4. Is it age discrimination to keep an older team member from traveling to client sites this summer?

I have a small business and we have mostly virtual-work-from-anywhere for office work, and typically would meet with clients at their sites fairly frequently. This transition to virtual client meetings has been good for most.

A new project is beginning soon and getting it started will require travel to the site. We’ve made all the virtual accommodations we can, but our regulating agencies require us to conduct several on-site visits and meetings. Each attendee can attend individually and the site will be outside at the beginning, so distancing precautions can be taken. But the team member we had planned to lead these site visits, AwesomeGuy, is 70+ years old with some other risk factors for COVID-19 and I definitively do not want him to be out at the project, considering all the travel related to getting there and back. Also, the folks in the town around our project site are likely more of the variety of masks=civil rights violations rather than masks=basic human decency in public.

We have a back-up plan to get these meetings and inspections covered, and AwesomeGuy can easily be in touch with the on-site project team with phone and email to manage and give guidance.

Are we in any sort of age discrimination territory with this decision? I can’t bear the thought of sending him out to that site, even if it is. I do think he would agree with this plan, in case that makes a difference. I know he and his wife have very much embraced a stay-at-home plan these last few months.

It would be age discrimination if you decide on your own to remove the work from him because of fears about his risk — but not if you talk to him and jointly agree to that plan, which it sounds like you’d be doing. (This will probably get more intuitive if you imagine an employer deciding on its own that a disabled person can’t have a high-profile project because of worries about them getting injured.
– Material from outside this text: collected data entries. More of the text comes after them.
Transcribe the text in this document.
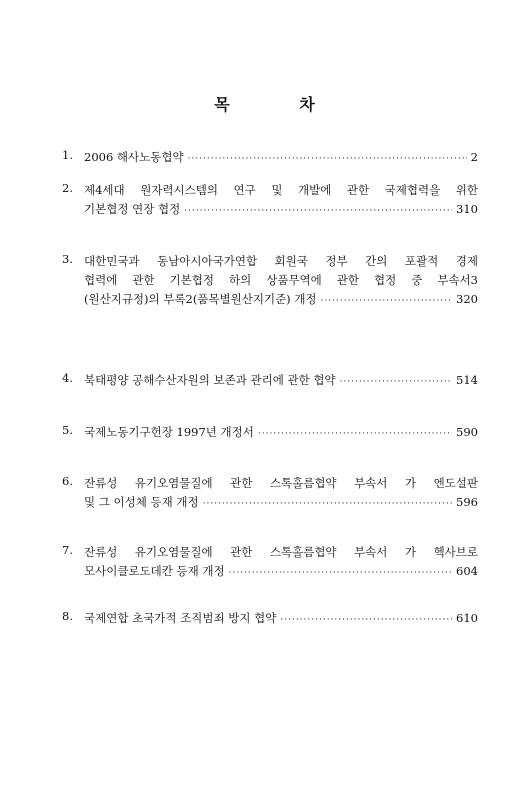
목 차
1. 2006 해사노동협약 ·····	2
2. 제4세대 원자력시스템의 연구 및 개발에 관한 국제협력을 위한
기본협정 연장 협정 ·····	310
3. 대한민국과 동남아시아국가연합 회원국 정부 간의 포괄적 경제
협력에 관한 기본협정 하의 상품무역에 관한 협정 중 부속서3
(원산지규정)의 부록2(품목별원산지기준) 개정 ·····	320
4. 북태평양 공해수산자원의 보존과 관리에 관한 협약 ·····	514
5. 국제노동기구헌장 1997년 개정서 ·····	590
6. 잔류성 유기오염물질에 관한 스톡홀름협약 부속서 가 엔도설판
및 그 이성체 등재 개정 ·····	596
7. 잔류성 유기오염물질에 관한 스톡홀름협약 부속서 가 헥사브로
모사이클로도데칸 등재 개정 ·····	604
8. 국제연합 초국가적 조직범죄 방지 협약 ·····	610
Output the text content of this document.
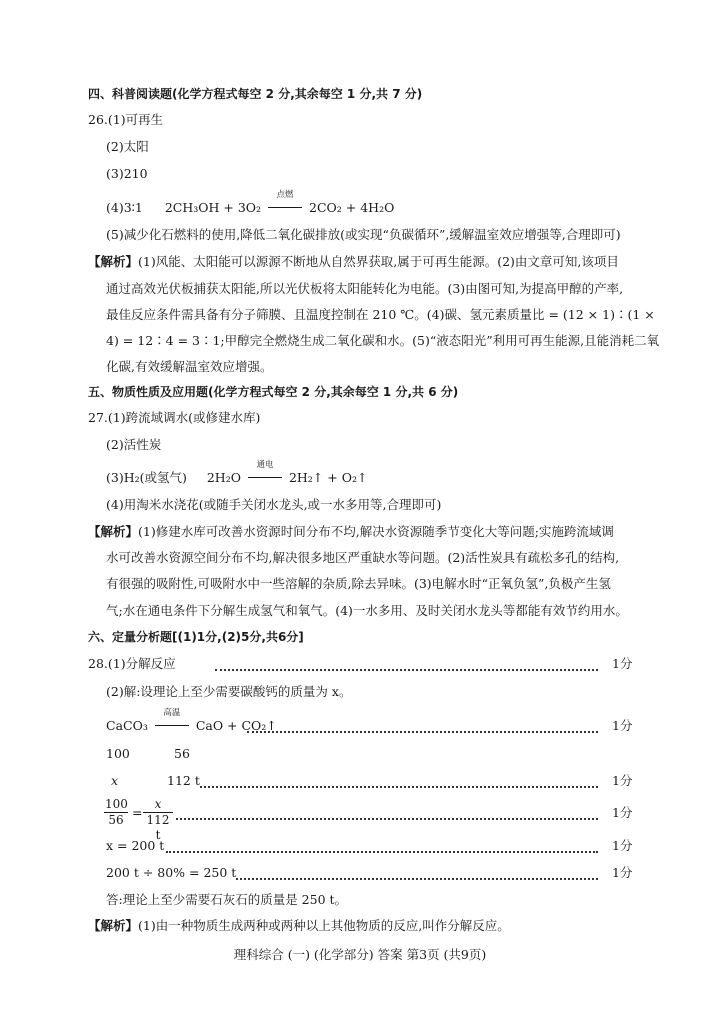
四、科普阅读题(化学方程式每空 2 分,其余每空 1 分,共 7 分)
26.(1)可再生
(2)太阳
(3)210
(4)3∶1 2CH₃OH + 3O₂
点燃
2CO₂ + 4H₂O
(5)减少化石燃料的使用,降低二氧化碳排放(或实现“负碳循环”,缓解温室效应增强等,合理即可)
【解析】(1)风能、太阳能可以源源不断地从自然界获取,属于可再生能源。(2)由文章可知,该项目
通过高效光伏板捕获太阳能,所以光伏板将太阳能转化为电能。(3)由图可知,为提高甲醇的产率,
最佳反应条件需具备有分子筛膜、且温度控制在 210 ℃。(4)碳、氢元素质量比 = (12 × 1)∶(1 ×
4) = 12∶4 = 3∶1;甲醇完全燃烧生成二氧化碳和水。(5)“液态阳光”利用可再生能源,且能消耗二氧
化碳,有效缓解温室效应增强。
五、物质性质及应用题(化学方程式每空 2 分,其余每空 1 分,共 6 分)
27.(1)跨流域调水(或修建水库)
(2)活性炭
(3)H₂(或氢气) 2H₂O
通电
2H₂↑ + O₂↑
(4)用淘米水浇花(或随手关闭水龙头,或一水多用等,合理即可)
【解析】(1)修建水库可改善水资源时间分布不均,解决水资源随季节变化大等问题;实施跨流域调
水可改善水资源空间分布不均,解决很多地区严重缺水等问题。(2)活性炭具有疏松多孔的结构,
有很强的吸附性,可吸附水中一些溶解的杂质,除去异味。(3)电解水时“正氧负氢”,负极产生氢
气;水在通电条件下分解生成氢气和氧气。(4)一水多用、及时关闭水龙头等都能有效节约用水。
六、定量分析题[(1)1分,(2)5分,共6分]
28.(1)分解反应	1分
(2)解:设理论上至少需要碳酸钙的质量为 x。
CaCO₃
高温
CaO + CO₂↑	1分
100	56
x	112 t	1分
$\frac{100}{56} = \frac{x}{112 t}$	1分
x = 200 t	1分
200 t ÷ 80% = 250 t	1分
答:理论上至少需要石灰石的质量是 250 t。
【解析】(1)由一种物质生成两种或两种以上其他物质的反应,叫作分解反应。
理科综合 (一) (化学部分) 答案 第3页 (共9页)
It’s the same principle here — the law doesn’t want you deciding to yank a project on your own, but it’s okay to agree to it if the person with the disability wants that change.)

So if he says no, he still wants to lead the site visits, you can’t legally prohibit him on the basis of his age, but if he’s onboard with not going, you would be fine!

5. How do you handle being furloughed when applying for other jobs?

I was furloughed through the end of June due to COVID-19, and am working to update my resume and apply for other jobs in the meantime. As I was working to pull together my cover letter and resume, I realized I’m not sure if this is information to share when applying, or after they reach out for an interview.

Do I mention being furloughed in my cover letter? How do I handle my current employer on my resume? I’m technically still employed, so it feels wrong to show an end date for my current employer, but it also doesn’t seem correct saying “to present” when I’m currently not working and would be available immediately for a new position. Also, if it matters, I have only been with my current employer for about six months prior to being furloughed.

You don’t need to announce that you’re furloughed, but you also don’t need to hide it. If it comes up, you should be straightforward about it, but you also don’t need to make a special announcement when you sit down for the interview.

Resume-wise, if your employer says they still consider you employed, then it’s fine to go with that (as long as they’d confirm that in a reference or background check). If you feel weird about listing the job as current, you can list it like this:

* Cocoa Stirrer, Beverage Oceanarium, June 2018 – present (currently on furlough)

You don’t need to mention the furlough in your cover letter. Normally I’d say that since you’ve only been at this job six months, it might make sense to mention it as context for why you’re searching, but no one really needs context for job searching these days; it’s generally understood that everything is unstable.